И проговорили до рассвета. Ты сказал:
— Помнишь? Десять лет назад ты был болен, а я здоров.
— Ты тоже поправишься, — ответил я.
— Сколько событий произошло за эти десять лет. Мы лежали в постели, окно мое выходило во двор,
с верхнего этажа слышался топот шагов, и время от времени откуда-то издалека доносился выстрел. Ты повернулся ко мне лицом и сказал:
— Мы очень изменились за эти десять лет. Особенно я, но и ты тоже.
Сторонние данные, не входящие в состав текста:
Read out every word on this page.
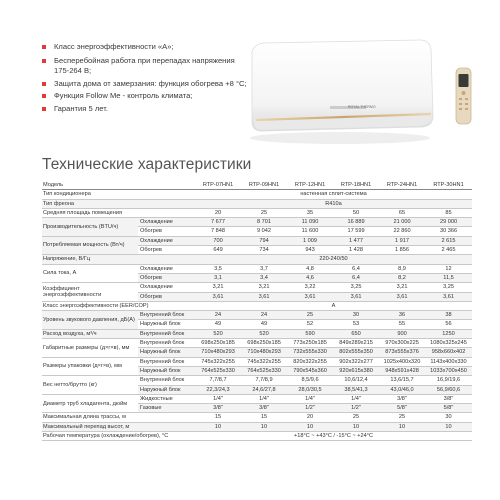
Класс энергоэффективности «А»;
Бесперебойная работа при перепадах напряжения 175-264 В;
Защита дома от замерзания: функция обогрева +8 °С;
Функция Follow Me - контроль климата;
Гарантия 5 лет.	ROYAL THERMO
Технические характеристики
Модель		RTP-07HN1	RTP-09HN1	RTP-12HN1	RTP-18HN1	RTP-24HN1	RTP-30HN1
Тип кондиционера		настенная сплит-система					
Тип фреона		R410a					
Средняя площадь помещения		20	25	35	50	65	85
Производительность (BTU/ч)	Охлаждение	7 677	8 701	11 090	16 889	21 000	29 000
	Обогрев	7 848	9 042	11 600	17 599	22 860	30 366
Потребляемая мощность (Вт/ч)	Охлаждение	700	794	1 009	1 477	1 917	2 615
	Обогрев	649	734	943	1 428	1 856	2 465
Напряжение, В/Гц		220-240/50					
Сила тока, А	Охлаждение	3,5	3,7	4,8	6,4	8,9	12
	Обогрев	3,1	3,4	4,6	6,4	8,2	11,5
Коэффициент энергоэффективности	Охлаждение	3,21	3,21	3,22	3,25	3,21	3,25
	Обогрев	3,61	3,61	3,61	3,61	3,61	3,61
Класс энергоэффективности (EER/COP)		A					
Уровень звукового давления, дБ(А)	Внутренний блок	24	24	25	30	36	38
	Наружный блок	49	49	52	53	55	56
Расход воздуха, м³/ч	Внутренний блок	520	520	590	650	900	1250
Габаритные размеры (д×г×в), мм	Внутренний блок	698х250х185	698х250х185	773х250х185	849х289х215	970х300х225	1080х325х245
	Наружный блок	710х480х293	710х480х293	732х555х330	802х555х350	873х555х376	958х660х402
Размеры упаковки (д×г×в), мм	Внутренний блок	745х322х255	745х322х255	820х322х255	902х322х277	1025х400х320	1143х400х330
	Наружный блок	764х525х330	764х525х330	790х545х360	920х615х380	948х591х428	1033х700х450
Вес нетто/брутто (кг)	Внутренний блок	7,7/8,7	7,7/8,9	8,5/9,6	10,6/12,4	13,6/15,7	16,9/19,6
	Наружный блок	22,3/24,3	24,6/27,8	28,0/30,5	38,5/41,3	43,0/46,0	56,9/60,6
Диаметр труб хладагента, дюйм	Жидкостные	1/4"	1/4"	1/4"	1/4"	3/8"	3/8"
	Газовые	3/8"	3/8"	1/2"	1/2"	5/8"	5/8"
Максимальная длина трассы, м		15	15	20	25	25	30
Максимальный перепад высот, м		10	10	10	10	10	10
Рабочая температура (охлаждение/обогрев), °С		+18°С ~ +43°С / -15°С ~ +24°С					
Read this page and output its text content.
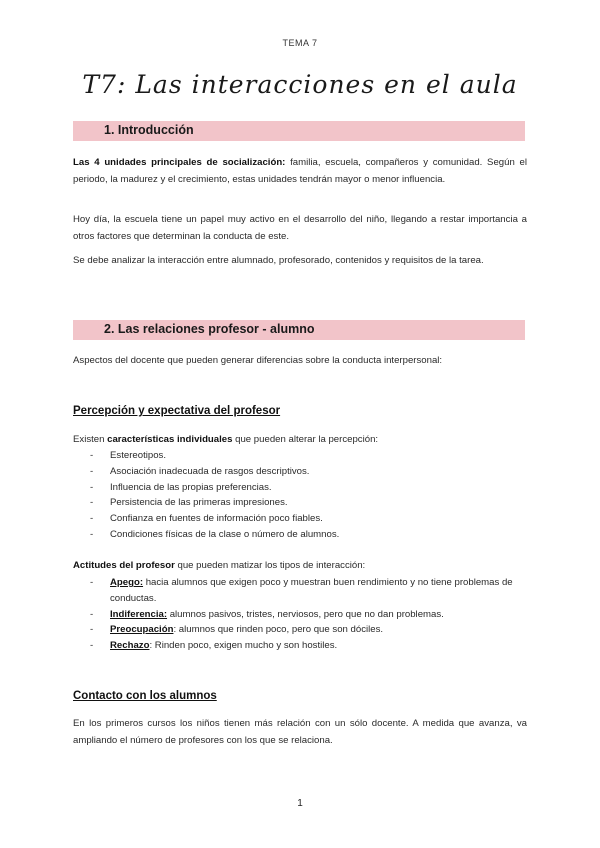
TEMA 7
T7: Las interacciones en el aula
1. Introducción
Las 4 unidades principales de socialización: familia, escuela, compañeros y comunidad. Según el periodo, la madurez y el crecimiento, estas unidades tendrán mayor o menor influencia.
Hoy día, la escuela tiene un papel muy activo en el desarrollo del niño, llegando a restar importancia a otros factores que determinan la conducta de este.
Se debe analizar la interacción entre alumnado, profesorado, contenidos y requisitos de la tarea.
2. Las relaciones profesor - alumno
Aspectos del docente que pueden generar diferencias sobre la conducta interpersonal:
Percepción y expectativa del profesor
Existen características individuales que pueden alterar la percepción:
- Estereotipos.
- Asociación inadecuada de rasgos descriptivos.
- Influencia de las propias preferencias.
- Persistencia de las primeras impresiones.
- Confianza en fuentes de información poco fiables.
- Condiciones físicas de la clase o número de alumnos.
Actitudes del profesor que pueden matizar los tipos de interacción:
- Apego: hacia alumnos que exigen poco y muestran buen rendimiento y no tiene problemas de conductas.
- Indiferencia: alumnos pasivos, tristes, nerviosos, pero que no dan problemas.
- Preocupación: alumnos que rinden poco, pero que son dóciles.
- Rechazo: Rinden poco, exigen mucho y son hostiles.
Contacto con los alumnos
En los primeros cursos los niños tienen más relación con un sólo docente. A medida que avanza, va ampliando el número de profesores con los que se relaciona.
1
Ты наклонился и поцеловал меня.
Мы вспомнили все эти десять лет, за которые научились любить друг друга.
34
Когда через два года я вернулся из санатория, ты был без работы. Тебя уволили из конторы «за непригодностью». Постоянные столкновения с враждебным миром и нужда, на которые обречен бедный люд, уже наложили на тебя свой отпечаток. Заметно было, что ты перенес какое-то потрясение и только теперь начал приходить в себя. Ты заглядывал себе в душу и с болью начинал понимать, что до сих пор твоя жизнь была бессмысленной и никчемной, она совсем не походила на ту, незнакомую тебе» действительность, с которой ты теперь столкнулся. Когда ты наконец впервые взглянул на мир собственными глазами, он перестал быть прежним, привычным миром, стал иным, враждебным, и тебе предстояло силой проложить себе дорогу, а твои привычки, манеры и весь образ мыслей не могли помочь тебе в этом и даже мешали. Новая действительность отвергала тебя. Твой покровитель сделал еще один шаг к полной нищете, и резкость его хотя и доброжелательных упреков не помогала тебе одолевать препятствия, а, наоборот, заставляла идти напролом и обрекала на бесконечные неудачи. Ты говорил мне:
— Они были правы, что уволили меня. Я ничего не умею, ничему не научился. Не умею печатать на машинке, не знаю счетного дела, не умею вести коммерческую корреспонденцию. Мне надо учиться. Но у меня нет на это времени — я должен зарабатывать на жизнь… Прямо заколдованный круг получается.